During the period January to March 2020, Anji worked as an intern at Babylonstoren in South Africa, alongside the farms gardeners; planting, harvesting, pruning and mulching.
Set at the foot of the Simonsberg mountain range, in the Franschhoek wine valley, Babylonstoren is one of the oldest Cape Dutch farms in the Cape Winelands. It has a fruit and vegetable garden of beauty and diversity, unique accommodation, fine food and wine, and evokes a sense of wellbeing.
In 2007, French architect Patrice Taravella was commissioned to design the layout of the garden.

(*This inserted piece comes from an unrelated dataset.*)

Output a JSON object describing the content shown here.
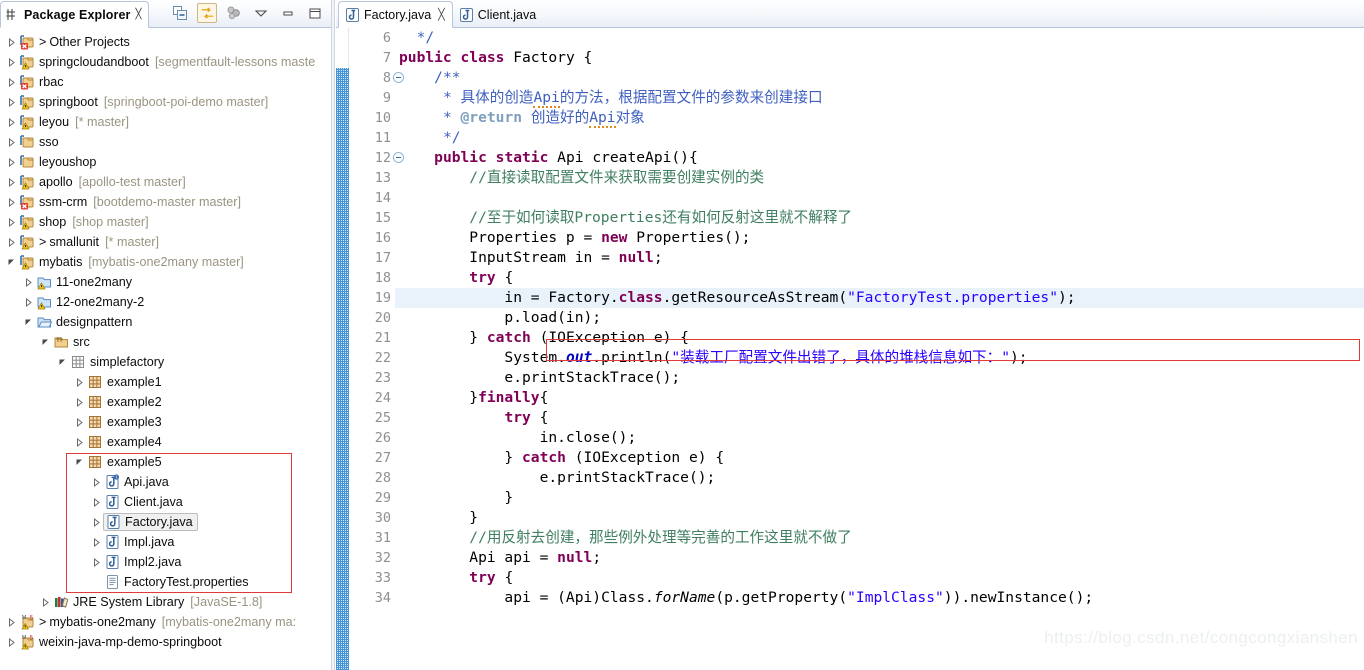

Set within 3,5 hectares (8 acres) of cultivated fruit and vegetables, the big garden at Babylonstoren is at the heart of the farm.
It was inspired by the historic Company's Garden in Cape Town, which supplied sailing ships of the Dutch East India Company with fresh vegetables and fruit during the days when the Cape was a halfway station between Europe and Asia. But we also link back to the mythological hanging gardens of Babylon, created by Nebuchadnezzar in the sixth century BC, for his wife, who longed for her youth's mountains and valleys.
The garden comprises 15 clusters spanning vegetable areas, stone and pome fruits, nuts, citrus, berries, bees, herbs, ducks and chickens, a prickly pear maze, and more.
Gravity feeds water from a stream by rills into the garden, flowing through ponds planted with edible lotus, nymphaea lilies, and waterblommetjies.
Every one of the more than 300 varieties of plants in the garden is edible or has medicinal value. They are also grown as organically as possible and in a biologically sustainable manner. The fruit and vegetables from the garden are harvested all year round for use in two farm-to-fork restaurants.
Along the garden's edge, a natural stream flows from the Simonsberg Mountain to the Berg River, creating a space for indigenous wild olives to flourish. In their shade, a collection of some 7000 clivia lilies explode in a spectacular display every spring.